7. 19/8/2022 tarihinde tutulan tutanağa göre başvurucu, bir kişi tarafından darbedildiğini belirtmiş olup tutanakta başvurucudaki yaralanmaya ilişkin çok sayıda tespit bulunduğu anlaşılmaktadır.

8. Eğitim ve Araştırma Hastanesi tarafından yapılan 22/8/2022 tarihli bildirim üzerine vesayet makamı olan Bakırköy 9. Sulh Hukuk Mahkemesi (Sulh Hukuk Mahkemesi) tarafından 29/8/2022 tarihinde başvurucu dinlenmeksizin ve kendisine hukuki yardım sağlanmaksızın hakkında tedavi amaçlı kişisel koruma kararı verilmiştir.

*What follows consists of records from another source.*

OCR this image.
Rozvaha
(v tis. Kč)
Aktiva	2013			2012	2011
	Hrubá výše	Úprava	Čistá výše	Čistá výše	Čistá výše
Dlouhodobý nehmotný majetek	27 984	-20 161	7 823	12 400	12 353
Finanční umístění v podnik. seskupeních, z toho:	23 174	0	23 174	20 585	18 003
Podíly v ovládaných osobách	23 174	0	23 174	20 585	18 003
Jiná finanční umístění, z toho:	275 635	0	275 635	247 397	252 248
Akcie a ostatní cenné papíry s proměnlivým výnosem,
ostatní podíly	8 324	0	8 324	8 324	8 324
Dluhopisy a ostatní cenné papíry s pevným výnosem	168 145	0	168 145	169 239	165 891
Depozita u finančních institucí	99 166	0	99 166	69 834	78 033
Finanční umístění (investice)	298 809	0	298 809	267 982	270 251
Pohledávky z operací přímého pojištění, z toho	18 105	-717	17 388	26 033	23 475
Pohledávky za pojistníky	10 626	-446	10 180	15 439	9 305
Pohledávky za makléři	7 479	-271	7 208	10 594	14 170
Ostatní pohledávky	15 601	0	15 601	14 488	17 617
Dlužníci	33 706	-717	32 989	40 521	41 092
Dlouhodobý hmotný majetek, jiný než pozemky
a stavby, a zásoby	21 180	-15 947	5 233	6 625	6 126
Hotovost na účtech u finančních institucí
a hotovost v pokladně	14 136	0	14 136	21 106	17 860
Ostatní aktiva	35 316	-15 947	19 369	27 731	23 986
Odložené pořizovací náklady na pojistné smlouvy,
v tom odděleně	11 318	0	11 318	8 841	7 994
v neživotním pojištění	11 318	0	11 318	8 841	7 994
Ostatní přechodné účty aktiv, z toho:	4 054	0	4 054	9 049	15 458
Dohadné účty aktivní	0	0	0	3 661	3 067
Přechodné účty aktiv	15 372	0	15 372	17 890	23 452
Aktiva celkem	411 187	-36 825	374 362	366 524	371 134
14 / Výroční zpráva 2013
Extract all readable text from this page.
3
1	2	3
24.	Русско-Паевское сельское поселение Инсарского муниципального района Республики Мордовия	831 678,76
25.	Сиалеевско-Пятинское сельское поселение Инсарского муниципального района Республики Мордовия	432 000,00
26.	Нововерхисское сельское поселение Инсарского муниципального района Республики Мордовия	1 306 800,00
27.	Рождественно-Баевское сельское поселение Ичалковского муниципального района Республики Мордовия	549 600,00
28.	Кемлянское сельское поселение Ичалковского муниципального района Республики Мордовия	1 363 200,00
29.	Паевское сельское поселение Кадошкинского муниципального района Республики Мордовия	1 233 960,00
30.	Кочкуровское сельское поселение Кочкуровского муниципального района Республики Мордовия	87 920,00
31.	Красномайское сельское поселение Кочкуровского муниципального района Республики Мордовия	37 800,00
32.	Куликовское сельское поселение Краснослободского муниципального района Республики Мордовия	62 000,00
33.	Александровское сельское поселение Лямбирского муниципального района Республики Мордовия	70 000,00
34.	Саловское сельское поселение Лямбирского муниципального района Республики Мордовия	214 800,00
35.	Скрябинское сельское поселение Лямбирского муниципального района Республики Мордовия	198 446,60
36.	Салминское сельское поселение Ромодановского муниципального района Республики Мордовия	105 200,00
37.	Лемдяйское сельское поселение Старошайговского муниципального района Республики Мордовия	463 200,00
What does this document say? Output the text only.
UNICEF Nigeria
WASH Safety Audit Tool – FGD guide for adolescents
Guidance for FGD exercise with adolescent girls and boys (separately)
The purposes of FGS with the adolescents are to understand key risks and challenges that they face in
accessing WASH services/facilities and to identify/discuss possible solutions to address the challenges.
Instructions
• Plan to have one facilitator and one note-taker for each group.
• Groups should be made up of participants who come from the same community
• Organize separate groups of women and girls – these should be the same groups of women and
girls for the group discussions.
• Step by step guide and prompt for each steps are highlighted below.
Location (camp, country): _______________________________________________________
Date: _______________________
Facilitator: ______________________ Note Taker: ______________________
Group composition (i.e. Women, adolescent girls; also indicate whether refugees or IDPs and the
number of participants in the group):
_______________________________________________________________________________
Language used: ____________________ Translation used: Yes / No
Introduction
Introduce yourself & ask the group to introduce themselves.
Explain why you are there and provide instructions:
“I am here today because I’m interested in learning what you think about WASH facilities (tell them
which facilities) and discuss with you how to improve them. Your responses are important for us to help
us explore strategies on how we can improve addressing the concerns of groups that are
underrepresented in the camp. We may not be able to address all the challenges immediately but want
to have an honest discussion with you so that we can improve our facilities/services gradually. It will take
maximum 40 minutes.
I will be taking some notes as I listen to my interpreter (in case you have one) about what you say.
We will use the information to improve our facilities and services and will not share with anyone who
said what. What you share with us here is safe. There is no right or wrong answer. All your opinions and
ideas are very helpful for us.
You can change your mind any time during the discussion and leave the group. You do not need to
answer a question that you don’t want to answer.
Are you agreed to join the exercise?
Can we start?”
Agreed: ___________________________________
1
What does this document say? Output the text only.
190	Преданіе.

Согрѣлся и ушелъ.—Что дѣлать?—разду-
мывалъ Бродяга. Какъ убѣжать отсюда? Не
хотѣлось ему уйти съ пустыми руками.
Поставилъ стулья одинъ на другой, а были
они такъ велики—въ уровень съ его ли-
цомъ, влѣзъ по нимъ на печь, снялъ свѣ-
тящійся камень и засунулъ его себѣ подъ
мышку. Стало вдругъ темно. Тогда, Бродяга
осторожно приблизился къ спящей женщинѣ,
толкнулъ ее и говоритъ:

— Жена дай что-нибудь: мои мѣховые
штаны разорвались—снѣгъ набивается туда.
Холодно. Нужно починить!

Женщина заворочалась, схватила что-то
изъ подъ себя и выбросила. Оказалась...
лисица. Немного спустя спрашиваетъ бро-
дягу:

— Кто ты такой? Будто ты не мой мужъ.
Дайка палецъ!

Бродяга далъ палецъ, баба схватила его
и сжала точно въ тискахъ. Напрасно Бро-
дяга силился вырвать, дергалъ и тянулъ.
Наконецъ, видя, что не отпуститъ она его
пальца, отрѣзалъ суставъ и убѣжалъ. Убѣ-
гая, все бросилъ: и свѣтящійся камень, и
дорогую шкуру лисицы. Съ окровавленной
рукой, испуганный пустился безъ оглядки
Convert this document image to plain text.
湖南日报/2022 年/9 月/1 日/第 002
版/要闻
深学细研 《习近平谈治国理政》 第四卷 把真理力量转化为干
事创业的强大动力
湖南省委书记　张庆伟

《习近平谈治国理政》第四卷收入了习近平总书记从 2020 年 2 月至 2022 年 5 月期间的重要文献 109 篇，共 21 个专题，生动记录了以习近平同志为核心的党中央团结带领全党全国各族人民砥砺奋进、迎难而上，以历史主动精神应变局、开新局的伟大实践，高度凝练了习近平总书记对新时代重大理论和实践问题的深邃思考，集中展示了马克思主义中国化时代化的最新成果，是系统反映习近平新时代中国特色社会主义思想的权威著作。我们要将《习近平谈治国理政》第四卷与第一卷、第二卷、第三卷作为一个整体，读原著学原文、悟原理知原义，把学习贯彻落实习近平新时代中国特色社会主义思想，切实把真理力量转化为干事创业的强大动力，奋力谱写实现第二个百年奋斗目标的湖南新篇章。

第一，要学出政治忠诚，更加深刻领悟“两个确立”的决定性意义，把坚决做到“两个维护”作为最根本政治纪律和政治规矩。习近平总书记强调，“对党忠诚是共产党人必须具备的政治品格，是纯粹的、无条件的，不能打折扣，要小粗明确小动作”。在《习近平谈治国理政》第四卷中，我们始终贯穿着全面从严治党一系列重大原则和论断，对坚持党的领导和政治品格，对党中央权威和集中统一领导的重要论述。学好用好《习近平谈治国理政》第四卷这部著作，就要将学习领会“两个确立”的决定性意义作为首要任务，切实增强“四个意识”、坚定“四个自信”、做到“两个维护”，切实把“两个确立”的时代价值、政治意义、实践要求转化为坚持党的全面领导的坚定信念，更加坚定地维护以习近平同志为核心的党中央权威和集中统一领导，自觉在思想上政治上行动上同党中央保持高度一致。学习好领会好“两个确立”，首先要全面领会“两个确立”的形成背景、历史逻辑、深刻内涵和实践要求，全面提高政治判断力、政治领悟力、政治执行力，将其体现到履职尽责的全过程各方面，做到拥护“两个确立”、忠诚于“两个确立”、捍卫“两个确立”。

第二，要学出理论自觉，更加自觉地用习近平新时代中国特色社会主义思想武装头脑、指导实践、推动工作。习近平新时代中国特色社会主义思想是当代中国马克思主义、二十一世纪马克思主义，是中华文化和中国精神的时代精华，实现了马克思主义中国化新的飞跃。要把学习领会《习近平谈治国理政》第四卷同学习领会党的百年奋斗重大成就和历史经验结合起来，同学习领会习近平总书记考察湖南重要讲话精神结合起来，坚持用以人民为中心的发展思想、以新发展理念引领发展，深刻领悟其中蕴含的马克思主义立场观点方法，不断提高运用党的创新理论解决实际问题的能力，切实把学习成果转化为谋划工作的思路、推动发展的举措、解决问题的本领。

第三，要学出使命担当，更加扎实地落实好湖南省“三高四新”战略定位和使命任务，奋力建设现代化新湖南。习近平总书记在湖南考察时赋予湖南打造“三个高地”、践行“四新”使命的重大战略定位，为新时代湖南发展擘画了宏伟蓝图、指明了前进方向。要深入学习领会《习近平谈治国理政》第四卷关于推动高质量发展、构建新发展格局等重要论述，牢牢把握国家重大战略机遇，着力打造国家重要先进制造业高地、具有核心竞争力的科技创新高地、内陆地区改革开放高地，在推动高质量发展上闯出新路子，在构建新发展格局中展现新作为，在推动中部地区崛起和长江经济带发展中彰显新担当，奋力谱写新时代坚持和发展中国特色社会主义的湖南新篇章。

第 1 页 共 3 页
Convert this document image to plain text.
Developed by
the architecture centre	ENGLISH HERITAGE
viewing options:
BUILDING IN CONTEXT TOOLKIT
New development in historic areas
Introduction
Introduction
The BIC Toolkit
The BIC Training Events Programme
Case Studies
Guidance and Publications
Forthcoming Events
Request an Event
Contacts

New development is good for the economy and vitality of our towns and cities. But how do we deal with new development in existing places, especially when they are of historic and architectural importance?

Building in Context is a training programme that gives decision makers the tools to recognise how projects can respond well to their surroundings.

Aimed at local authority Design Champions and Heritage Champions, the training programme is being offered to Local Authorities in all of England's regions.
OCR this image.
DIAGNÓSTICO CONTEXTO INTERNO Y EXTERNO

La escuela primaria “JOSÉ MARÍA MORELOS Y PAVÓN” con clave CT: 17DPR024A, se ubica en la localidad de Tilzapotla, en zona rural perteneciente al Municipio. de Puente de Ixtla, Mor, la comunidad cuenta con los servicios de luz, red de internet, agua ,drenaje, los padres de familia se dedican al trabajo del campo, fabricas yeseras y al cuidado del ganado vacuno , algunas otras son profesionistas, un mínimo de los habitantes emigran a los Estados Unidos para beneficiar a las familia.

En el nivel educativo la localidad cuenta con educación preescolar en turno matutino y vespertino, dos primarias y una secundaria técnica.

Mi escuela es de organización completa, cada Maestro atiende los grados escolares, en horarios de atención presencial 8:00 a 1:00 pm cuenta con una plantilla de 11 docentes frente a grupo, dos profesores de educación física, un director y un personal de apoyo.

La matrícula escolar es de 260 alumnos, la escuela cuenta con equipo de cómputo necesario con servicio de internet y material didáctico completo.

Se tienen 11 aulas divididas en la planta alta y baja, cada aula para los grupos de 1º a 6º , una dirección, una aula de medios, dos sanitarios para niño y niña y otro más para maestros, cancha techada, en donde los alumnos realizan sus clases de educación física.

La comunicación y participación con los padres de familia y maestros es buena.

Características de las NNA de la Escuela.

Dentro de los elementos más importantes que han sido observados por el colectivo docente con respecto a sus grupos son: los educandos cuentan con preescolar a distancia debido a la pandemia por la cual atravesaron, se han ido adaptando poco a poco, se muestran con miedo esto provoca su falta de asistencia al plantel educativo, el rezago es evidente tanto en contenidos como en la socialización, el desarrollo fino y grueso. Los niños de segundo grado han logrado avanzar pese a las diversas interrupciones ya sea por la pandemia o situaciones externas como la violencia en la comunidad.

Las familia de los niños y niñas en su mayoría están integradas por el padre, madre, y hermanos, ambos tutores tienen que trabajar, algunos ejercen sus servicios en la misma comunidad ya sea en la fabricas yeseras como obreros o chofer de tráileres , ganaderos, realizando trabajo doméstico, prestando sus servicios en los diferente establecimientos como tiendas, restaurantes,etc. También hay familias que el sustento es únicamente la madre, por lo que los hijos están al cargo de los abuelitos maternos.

Kararın ilgili kısmı şu şekildedir:

"...T.M.K 432. ve devamı maddelerinin gereğince Bakırköy Ruh ve Sinir Hastalıkları Hastanesine yatış yapan [E.T.]'nin atipik afektif bozukluk ön tanısı gereği koruma amacı ile özgürlüğünün kısıtlanarak Bakırköy Ruh ve Sinir Hastalıkları Hastanesinde Psikiyatri kliniklerinde yatarak tedavi olmasına,

Davalının hastanece gönderilen evraklarına ve raporuna göre Mahkememizce dinlenmesinde bir fayda bulunmadığından, dinlenmesine yer olmadığına,

Yukarıda ismi belirtilen hastanın yine tedavi gördüğü servisdeki doktorlar tarafından yatışından gereken fayda sağlandığı düşünülerek taburcu edildiğine dair rapor düzenlenerek hasta tabela müşahade evraklarına eklendiğinde o gün itibari ile verilen bu koruma kararının kaldırılmış sayılmasına,

T.M.K 435. maddesi gereğince Mahkememizce verilmiş olan bu kararın yukarıda ismi belirtilen kişi ve yakınlarına talepte bulunan kurum vasıtasıyla karardan bir suret verilerek haberdar edilmelerine dair kararın hasta veya yakınlarına tebliğinden itibaren 10 gün içinde Denetim Makamına (Bakırköy Nöbetçi Asliye Hukuk Mahkemesi Hakimliği) itiraz edebileceklerinin bildirilmesine dair iş bu karar evrak üzerinde yapılan inceleme sonunda karar verildi..."

9. Söz konusu karara karşı başvurucu vekili tarafından 31/8/2022 tarihinde itiraz edilmiştir. İtiraz dilekçesinde, akıl hastalığına ilişkin raporun başvurucuyu da darbeden ve aralarında husumet bulunan sağlık personeli tarafından hukuka aykırı şekilde düzenlendiği, başvurucunun mahkeme huzurunda dinlenmesi gerektiği hâlde dinlenmediği hususlarına yer verilmiştir.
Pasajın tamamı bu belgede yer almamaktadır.